Abstract

ObjectiveTo elucidate the impact of the intended delivery mode on long-term outcomes among extremely preterm infants. Materials and methodsWomen who delivered singletons between 23 0/7 and 25 6/7 weeks of gestation from January 2010 to March 2014 and their infants were included in this study. The cases of fetal growth restriction and those with a chromosomal or major structural abnormality were excluded. The cases of fetal death that was diagnosed before labor onset and cases of non-reassuring fetal status, placental abruptions or umbilical cord prolapse that was diagnosed at labor onset were also excluded. The primary outcome was the incidence of composite adverse events, including death, cerebral palsy, or neurodevelopmental delay, at the age of three years.
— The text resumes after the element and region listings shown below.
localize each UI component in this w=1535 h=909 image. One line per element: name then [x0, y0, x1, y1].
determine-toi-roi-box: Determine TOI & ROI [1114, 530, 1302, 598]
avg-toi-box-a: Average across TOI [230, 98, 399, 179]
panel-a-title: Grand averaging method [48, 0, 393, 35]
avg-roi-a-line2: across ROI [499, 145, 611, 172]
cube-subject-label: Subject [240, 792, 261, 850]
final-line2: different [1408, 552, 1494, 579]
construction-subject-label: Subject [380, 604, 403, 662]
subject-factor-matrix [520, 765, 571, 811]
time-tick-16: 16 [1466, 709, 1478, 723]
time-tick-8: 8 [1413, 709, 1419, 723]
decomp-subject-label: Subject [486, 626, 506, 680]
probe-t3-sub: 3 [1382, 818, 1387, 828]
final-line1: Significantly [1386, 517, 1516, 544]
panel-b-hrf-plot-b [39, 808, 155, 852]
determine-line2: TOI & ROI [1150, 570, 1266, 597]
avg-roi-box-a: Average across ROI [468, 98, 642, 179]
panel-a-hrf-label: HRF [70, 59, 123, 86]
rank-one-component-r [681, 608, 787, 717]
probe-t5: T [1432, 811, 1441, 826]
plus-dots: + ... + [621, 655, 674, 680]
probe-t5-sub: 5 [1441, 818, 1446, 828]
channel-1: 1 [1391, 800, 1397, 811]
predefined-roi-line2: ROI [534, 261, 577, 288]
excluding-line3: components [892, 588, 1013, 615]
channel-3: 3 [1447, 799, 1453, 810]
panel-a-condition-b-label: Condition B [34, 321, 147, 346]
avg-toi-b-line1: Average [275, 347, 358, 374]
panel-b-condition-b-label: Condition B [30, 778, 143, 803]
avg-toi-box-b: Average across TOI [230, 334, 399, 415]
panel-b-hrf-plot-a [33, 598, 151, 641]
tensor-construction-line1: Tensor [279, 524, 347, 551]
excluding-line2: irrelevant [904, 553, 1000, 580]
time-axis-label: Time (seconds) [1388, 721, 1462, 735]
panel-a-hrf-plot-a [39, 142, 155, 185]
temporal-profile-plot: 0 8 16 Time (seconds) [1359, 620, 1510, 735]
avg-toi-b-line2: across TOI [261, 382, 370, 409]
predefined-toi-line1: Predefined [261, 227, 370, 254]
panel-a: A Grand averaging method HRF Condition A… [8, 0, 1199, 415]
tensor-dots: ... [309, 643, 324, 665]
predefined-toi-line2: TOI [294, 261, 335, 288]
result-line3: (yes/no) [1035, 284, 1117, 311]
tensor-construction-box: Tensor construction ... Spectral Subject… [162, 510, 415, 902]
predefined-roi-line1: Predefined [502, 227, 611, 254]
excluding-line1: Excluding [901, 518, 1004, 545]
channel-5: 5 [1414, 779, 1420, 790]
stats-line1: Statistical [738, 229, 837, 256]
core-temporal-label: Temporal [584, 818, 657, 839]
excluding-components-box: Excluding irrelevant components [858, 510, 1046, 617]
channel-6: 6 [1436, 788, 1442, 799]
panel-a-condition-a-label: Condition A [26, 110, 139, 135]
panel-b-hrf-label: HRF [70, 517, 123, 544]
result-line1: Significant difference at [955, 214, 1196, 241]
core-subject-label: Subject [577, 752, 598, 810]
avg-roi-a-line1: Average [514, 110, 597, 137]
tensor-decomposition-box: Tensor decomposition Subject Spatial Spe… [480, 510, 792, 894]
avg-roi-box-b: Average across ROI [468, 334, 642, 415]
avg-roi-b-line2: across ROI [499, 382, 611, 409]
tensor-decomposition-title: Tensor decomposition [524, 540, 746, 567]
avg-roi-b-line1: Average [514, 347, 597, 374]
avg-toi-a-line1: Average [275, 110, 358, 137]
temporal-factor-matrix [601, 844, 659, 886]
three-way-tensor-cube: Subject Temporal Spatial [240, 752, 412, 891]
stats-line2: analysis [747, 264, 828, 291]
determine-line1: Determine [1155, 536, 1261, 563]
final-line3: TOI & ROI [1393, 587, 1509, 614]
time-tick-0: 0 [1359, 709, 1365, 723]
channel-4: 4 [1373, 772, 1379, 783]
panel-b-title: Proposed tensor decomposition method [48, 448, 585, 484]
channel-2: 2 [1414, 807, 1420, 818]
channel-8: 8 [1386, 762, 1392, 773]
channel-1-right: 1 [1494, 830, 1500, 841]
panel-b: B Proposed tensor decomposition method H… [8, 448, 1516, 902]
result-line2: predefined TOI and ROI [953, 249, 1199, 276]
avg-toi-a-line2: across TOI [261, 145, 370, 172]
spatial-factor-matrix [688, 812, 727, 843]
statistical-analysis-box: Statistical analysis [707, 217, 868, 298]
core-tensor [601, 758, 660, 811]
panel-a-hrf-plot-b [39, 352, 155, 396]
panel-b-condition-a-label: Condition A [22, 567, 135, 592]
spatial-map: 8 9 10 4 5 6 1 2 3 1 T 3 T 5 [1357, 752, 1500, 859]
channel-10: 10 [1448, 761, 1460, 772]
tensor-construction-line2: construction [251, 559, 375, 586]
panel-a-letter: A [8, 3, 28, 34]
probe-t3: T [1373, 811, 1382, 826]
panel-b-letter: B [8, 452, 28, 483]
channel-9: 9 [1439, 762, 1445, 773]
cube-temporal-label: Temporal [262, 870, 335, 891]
The composite adverse events, including death, grade III or IV intraventricular hemorrhage, cystic periventricular leukomalacia, necrotizing enterocolitis, focal intestinal perforation, and sepsis of neonatal period, were assessed as short-term outcomes. The association between the intended delivery mode and primary outcome, short-term outcome, and each component was analyzed using a multivariate logistic regression model. ResultsEighty cases were included in the analyses. Primary outcomes could be assessed in 72 cases. Infantile composite adverse events before discharge were observed in 19 cases (24%). The prevalence of primary outcomes was 40% (29 cases). The intended delivery mode was not associated with primary and short-term outcomes and each component complication. ConclusionAn advantage of intended cesarean delivery in terms of prognosis at three years of age in extremely preterm infants was not observed.